Since you can assign a new BindingContext to a control, a) may be an option, and it's one I'm going to investigate next. However for the time being, going down the path of b) was simpler.

I hardcoded a proxy for my business object, had it implement INotifyPropertyChanged as well and created a factory that would take both the form and the proxied object to create a new proxy. The proxy then subscribed to the proxied PropertyChanged event and used its reference to the form to make sure it was invoked on the UI thread.

public class MyBusinessObject : INotifyPropertyChanged
{
  [...]
  public int MyProperty
  {
    get { [...] }
  }
  [...]
}

public class MyBusinessObjectProxy : INotifyPropertyChanged
{
  Control bindingControl;
  MyBusinessObject bindingSource;

  private MyBusinessObjectProxy(Control bindingControl, MyBusinessObject bindingSource)
  {
    this.bindingControl = bindingControl;
    this.bindingSource = bindingSource;
    bindingSource.PropertyChanged += new PropertyChangedEventHandler(bindingSource_PropertyChanged);
  }

  void bindingSource_PropertyChanged(object sender, PropertyChangedEventArgs e)
  {
    if (PropertyChanged != null)
    {
      if (bindingControl.InvokeRequired)
      {
        bindingControl.BeginInvoke(new PropertyChangedEventHandler(bindingSource_PropertyChanged), sender, e);
        return;
      }
      PropertyChanged(this, new PropertyChangedEventArgs(e.PropertyName));
    }
  }

  public int MyProperty
  {
    get { return bindingSource.MyProperty; }
  }
   
  #region INotifyPropertyChanged Members

  public event PropertyChangedEventHandler PropertyChanged;

  #endregion
}

That works beautifully, but since it's specific to my particular object that's a lot of hand-coding. This whole proxy/adapter scheme screams for a generic implementation. But now we need to intercept requests of properties we may not know exist. Back in the perl days (and most dynamic languages feature this as well) I would have just created an AUTOLOAD method that catches all calls to methods that don't exist. It didn't seem like this would exist in C#, since that violates the whole compile time checking of a static language like C#. But there is Reflection, so maybe I was wrong.

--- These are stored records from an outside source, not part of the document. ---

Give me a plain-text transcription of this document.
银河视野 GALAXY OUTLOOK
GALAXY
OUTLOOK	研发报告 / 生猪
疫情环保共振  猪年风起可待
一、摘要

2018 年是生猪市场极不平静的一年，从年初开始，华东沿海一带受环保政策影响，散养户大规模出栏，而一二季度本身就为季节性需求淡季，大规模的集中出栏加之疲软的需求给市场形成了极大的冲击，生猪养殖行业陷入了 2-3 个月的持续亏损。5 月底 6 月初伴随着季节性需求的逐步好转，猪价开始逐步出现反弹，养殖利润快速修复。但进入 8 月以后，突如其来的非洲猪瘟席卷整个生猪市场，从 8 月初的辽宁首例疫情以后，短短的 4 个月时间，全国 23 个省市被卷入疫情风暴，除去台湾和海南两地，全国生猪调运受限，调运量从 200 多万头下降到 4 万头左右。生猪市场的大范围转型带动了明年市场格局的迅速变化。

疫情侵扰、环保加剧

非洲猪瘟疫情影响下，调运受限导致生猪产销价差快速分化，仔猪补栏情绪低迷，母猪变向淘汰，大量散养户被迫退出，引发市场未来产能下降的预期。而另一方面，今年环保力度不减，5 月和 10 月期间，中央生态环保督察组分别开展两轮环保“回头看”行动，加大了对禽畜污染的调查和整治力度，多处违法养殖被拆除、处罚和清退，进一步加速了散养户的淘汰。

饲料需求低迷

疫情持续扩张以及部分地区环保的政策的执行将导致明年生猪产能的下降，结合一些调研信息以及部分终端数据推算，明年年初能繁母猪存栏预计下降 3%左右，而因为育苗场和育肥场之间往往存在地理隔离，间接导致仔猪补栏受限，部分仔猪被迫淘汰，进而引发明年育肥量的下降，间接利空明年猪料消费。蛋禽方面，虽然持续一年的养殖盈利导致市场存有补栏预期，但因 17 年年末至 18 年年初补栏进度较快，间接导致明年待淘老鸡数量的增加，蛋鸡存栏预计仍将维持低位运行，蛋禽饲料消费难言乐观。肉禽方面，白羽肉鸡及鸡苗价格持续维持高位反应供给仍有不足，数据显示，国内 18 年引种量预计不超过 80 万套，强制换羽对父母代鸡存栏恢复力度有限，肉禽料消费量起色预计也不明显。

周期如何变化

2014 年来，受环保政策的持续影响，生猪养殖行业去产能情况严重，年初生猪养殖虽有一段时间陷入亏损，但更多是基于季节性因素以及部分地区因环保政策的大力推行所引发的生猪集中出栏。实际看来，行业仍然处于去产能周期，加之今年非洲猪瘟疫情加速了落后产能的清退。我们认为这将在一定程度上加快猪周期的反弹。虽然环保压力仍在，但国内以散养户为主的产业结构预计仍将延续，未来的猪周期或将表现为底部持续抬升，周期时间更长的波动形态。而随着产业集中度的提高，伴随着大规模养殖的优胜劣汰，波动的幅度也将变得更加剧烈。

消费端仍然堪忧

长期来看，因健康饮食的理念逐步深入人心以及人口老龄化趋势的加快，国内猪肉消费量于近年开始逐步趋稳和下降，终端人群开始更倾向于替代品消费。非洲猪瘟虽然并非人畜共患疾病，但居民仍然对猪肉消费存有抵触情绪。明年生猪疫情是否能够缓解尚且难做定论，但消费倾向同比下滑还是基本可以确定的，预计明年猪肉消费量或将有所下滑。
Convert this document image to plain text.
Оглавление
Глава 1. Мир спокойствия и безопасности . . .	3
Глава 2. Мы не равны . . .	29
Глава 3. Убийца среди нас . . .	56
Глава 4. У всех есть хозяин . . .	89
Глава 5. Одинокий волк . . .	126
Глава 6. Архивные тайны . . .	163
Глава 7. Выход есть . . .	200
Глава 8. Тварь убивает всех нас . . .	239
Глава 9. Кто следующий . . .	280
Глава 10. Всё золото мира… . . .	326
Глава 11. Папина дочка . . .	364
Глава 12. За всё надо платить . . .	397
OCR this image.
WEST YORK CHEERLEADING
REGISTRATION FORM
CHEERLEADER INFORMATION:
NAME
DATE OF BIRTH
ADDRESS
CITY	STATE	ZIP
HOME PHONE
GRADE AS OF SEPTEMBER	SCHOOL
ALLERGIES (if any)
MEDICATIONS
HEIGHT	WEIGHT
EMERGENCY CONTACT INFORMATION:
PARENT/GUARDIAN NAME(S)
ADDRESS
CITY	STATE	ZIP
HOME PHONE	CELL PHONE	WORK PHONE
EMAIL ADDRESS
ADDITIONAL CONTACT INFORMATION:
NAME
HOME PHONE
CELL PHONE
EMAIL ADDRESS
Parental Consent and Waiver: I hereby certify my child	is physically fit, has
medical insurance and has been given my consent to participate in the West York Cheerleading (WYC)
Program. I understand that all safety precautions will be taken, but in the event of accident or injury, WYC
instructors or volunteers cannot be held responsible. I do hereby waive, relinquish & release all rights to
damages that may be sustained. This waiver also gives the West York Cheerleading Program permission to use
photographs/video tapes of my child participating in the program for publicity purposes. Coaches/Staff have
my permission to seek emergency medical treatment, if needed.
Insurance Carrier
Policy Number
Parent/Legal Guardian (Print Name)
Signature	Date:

However, after checking with Oren Eini, who clearly has a much greater understanding of how to do funky things with C#, it turns out that such a facility indeed does not exist.

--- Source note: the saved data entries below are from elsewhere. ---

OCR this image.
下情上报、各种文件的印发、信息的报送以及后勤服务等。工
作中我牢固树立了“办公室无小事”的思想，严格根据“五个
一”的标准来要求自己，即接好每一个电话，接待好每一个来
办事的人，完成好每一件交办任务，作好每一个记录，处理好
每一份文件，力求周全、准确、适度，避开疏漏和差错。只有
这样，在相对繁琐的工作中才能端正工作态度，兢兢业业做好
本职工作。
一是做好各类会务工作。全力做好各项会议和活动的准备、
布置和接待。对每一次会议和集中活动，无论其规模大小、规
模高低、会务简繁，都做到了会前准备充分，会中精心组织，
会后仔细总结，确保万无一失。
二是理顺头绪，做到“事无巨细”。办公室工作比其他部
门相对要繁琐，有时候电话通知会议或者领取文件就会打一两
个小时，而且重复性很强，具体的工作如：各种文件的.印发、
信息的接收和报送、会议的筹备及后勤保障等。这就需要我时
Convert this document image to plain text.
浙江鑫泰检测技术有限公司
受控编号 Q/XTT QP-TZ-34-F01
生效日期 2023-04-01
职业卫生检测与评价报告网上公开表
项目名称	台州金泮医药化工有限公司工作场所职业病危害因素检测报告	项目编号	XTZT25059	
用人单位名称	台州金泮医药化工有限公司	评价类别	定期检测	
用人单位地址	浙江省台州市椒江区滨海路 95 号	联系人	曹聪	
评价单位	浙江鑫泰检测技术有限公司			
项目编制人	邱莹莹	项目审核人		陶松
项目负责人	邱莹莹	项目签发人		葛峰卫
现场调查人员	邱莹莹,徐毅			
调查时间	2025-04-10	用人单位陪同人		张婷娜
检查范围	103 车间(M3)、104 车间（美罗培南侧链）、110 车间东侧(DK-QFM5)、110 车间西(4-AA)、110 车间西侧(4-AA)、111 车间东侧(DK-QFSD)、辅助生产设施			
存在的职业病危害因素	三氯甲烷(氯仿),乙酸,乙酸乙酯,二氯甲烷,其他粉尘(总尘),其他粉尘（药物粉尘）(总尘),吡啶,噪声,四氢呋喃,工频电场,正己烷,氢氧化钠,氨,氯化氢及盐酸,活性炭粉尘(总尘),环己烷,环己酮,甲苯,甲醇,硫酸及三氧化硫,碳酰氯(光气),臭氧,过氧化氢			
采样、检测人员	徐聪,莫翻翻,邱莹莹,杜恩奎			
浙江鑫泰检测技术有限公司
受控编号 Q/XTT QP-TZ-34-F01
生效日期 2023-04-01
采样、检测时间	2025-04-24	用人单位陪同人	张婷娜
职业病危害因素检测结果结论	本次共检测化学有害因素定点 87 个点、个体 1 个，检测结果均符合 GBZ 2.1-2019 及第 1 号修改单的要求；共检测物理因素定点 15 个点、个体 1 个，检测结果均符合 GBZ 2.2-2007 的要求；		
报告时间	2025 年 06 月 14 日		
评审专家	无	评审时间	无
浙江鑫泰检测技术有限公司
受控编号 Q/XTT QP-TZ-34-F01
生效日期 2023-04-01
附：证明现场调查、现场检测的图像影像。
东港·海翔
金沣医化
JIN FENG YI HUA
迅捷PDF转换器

Next up was creating a proxy object that could be cast to the original type and handle the binding calls that way. I built a prototype based on Castle's Dynamic Proxy, which proxied the properties just fine, but apparently the event subscription doesn't work, because the proxy's PropertyChanged event never acquired any subscribers. So until I can figure out what happens to events on Dynamic Proxy, I'm stuck with statically built proxies.